Manic Mechanic – With derailleurs and bottom brackets, size does matter

Deus ex machina: Chris Currie

In need of technical assistance? Send your questions to [email protected]. Please include "Manic Mechanic" in the subject line.

Size Matters

I need to replace my rear derailleur. What are the differences between the short/medium/long cage? Does the length of the cage matter that much?

The easy answer is, if you have to ask, get a long cage. A long cage will work in every situation. I’m one of those “teach a guy to fish, so he quits asking me to give him fish” types though, so let’s impart some knowledge.

Understanding the differences in cage length means understanding both things a rear derailleur does. We all know a rear derailleur moves the chain in and out from one cog to another, but the other, equally important thing a derailleur does is move forward and back, taking up chain slack that varies as you change gears. The bigger the difference between the sizes of your gears, the more chain you need your derailleur to be able to take up. The ability of a rear derailleur to handle a range of chain lengths is referred to as the derailleur’s “chain wrap capacity.”

You can calculate your chain wrap capacity by subtracting the number of teeth on your largest front chainring from the number of teeth on your smallest front chainring, doing the same with the gears on your rear cassette, then adding the two values. So necessary chain wrap capacity on a bike with a 44-tooth big ring, 22-tooth small ring, and 11-34-tooth cassette, would work out like this: (44-22) + (34-11) = 45 The longer the cage of a rear derailleur, the more flappy chain it can pull tight, so the wider variance you can have between gears. Sometimes a manufacturer will tell you the chain wrap capacity of their rear derailleur, but the bottom line is you should always be sure you have enough chain to reach every gear combination—even the crossed-up ones you shouldn’t use but might shift into accidentally.
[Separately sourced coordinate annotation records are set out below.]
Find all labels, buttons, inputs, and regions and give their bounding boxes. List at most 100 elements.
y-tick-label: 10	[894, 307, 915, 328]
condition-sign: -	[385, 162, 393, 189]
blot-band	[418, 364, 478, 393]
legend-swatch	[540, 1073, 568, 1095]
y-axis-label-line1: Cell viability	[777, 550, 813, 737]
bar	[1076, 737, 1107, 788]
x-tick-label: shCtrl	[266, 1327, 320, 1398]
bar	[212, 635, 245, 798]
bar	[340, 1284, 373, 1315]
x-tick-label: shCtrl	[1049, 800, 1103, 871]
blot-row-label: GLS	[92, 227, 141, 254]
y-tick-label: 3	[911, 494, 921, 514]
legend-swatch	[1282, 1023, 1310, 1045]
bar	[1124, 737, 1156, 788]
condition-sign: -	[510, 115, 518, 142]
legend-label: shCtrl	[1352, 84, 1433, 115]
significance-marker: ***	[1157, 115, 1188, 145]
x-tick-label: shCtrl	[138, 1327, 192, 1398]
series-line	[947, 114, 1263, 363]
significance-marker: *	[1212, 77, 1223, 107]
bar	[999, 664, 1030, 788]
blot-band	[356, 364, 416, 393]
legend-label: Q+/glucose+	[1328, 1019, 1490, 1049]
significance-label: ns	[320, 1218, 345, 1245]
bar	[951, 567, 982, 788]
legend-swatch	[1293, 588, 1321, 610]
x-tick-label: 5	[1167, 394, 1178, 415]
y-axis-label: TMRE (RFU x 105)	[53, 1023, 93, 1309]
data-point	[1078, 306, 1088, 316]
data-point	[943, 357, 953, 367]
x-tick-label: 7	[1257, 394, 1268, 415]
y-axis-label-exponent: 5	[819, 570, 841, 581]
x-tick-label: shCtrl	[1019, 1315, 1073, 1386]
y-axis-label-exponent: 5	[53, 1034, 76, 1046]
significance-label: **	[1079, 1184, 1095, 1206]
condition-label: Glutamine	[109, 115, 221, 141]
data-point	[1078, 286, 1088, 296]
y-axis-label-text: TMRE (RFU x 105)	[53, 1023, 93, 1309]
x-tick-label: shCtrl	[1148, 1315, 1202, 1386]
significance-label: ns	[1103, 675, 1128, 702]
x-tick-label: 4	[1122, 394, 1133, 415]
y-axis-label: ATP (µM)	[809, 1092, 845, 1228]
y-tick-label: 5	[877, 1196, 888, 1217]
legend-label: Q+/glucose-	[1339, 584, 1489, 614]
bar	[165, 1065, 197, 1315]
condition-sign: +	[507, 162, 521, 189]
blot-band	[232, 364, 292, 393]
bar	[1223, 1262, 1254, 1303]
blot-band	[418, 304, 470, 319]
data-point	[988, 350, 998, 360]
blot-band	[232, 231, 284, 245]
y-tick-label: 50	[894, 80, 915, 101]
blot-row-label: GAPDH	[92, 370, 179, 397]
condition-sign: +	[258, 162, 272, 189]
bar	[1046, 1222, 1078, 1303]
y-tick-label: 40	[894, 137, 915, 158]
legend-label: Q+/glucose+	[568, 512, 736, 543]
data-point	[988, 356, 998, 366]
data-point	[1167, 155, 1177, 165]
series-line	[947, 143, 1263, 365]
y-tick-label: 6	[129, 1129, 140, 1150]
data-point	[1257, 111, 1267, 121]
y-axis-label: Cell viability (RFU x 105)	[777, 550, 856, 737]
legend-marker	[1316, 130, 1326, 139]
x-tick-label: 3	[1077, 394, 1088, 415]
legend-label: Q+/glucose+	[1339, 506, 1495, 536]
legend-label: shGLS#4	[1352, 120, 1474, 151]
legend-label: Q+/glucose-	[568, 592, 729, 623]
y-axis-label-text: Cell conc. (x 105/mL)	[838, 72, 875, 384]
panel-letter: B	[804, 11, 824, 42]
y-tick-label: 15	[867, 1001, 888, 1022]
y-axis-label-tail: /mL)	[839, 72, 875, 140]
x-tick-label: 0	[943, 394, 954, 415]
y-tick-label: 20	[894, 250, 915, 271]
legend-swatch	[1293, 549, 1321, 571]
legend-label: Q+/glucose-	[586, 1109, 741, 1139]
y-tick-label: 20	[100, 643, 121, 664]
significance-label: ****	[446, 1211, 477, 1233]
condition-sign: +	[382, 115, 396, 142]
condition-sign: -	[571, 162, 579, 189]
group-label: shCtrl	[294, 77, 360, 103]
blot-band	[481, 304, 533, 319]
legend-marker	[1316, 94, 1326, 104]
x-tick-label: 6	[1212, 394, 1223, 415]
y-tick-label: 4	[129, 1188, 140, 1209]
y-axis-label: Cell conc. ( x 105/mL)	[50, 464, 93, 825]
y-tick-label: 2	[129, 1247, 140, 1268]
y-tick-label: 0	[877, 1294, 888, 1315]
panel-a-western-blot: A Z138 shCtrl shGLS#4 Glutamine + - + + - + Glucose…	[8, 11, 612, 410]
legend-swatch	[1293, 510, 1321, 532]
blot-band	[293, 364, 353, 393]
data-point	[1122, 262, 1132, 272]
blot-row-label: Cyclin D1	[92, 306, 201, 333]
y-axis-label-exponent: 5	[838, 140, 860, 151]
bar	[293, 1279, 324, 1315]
For most mountain triples, that amount of chain requires a long cage rear derailleur, and those work just fine.

So why do people try to use shorter cages? In theory, a medium or short cage derailleur may shift a fraction better because a shorter cage equals a stiffer cage, and they’re slightly less vulnerable to getting smote by rocks and the local flora, so experimentation is fine, provided you’re careful. In fact, most configurations will accept a medium cage rear derailleur, but only if chain length is set up carefully, and you err on the side of leaving more chain than you think you need.

It also helps if you get rid of your biggest or smallest cog to lower that required chain wrap number. For most people, the added risk and configuration challenges aren’t worth the time, making the long cage the go-to option.

“Standards”

There are too many damn “bottom bracket standards!” I can’t keep them straight and I don’t really understand why we need them! Can you set me straight on the difference between BB30 and Press Fit 30, if there is a difference?

Agreed. The word “standard” isn’t necessarily the most accurate way to describe current bottom bracket or headset systems. While the smoke is clearing, never assume any two systems are compatible, let alone synonymous.

A “BB30,” which uses circlips to retain bearings inside the frame’s bottom bracket shell, is not the same as a “Press Fit BB30,” which presses into the frame in a way similar to conventional headset cups. The goal in both cases is the same: bigger diameters equal stiffer structures, which equals more power.

High end road bike manufacturer BH has just developed a BB30 variation that allows extremely light frame designs, and we can probably expect still more systems to appear in the marketplace, because the basic idea behind oversized bottom brackets is sound: bike frames and crankset spindles need the largest surface area possible to ensure maximum power transfer, and the bigger the diameter of the bottom bracket spindle holding the crank arms together and larger the bearings, the more power you can squeeze from every watt being exerted. Plus, you get a stronger and more durable system.

Basically, we’re just using bigger bottom bracket spindles these days, which caused us to find larger bearings, which in turn caused us to need a bigger diameter hole in our frames. Old designs enlarged the spindle, but not the frame, which meant tiny bearings that wore out even faster, but by enlarging that whole bottom part of the frame, we can now fit enormous bearings inside that frame shell, where they’re better protected from the elements and lighter, because neither the cups nor the frame require threads.

Tucking large bearings inside the bottom bracket shell of the frame also allow the frame to be wider in that key area, which makes for a much stiffer overall frame. This is the same thing we saw happening when the industry began to move from smaller diameter steel frame tubing to oversized aluminum tubing. Increasingly lighter materials require larger and larger diameters. That’s what we’re seeing in the current bottom bracket “standards.”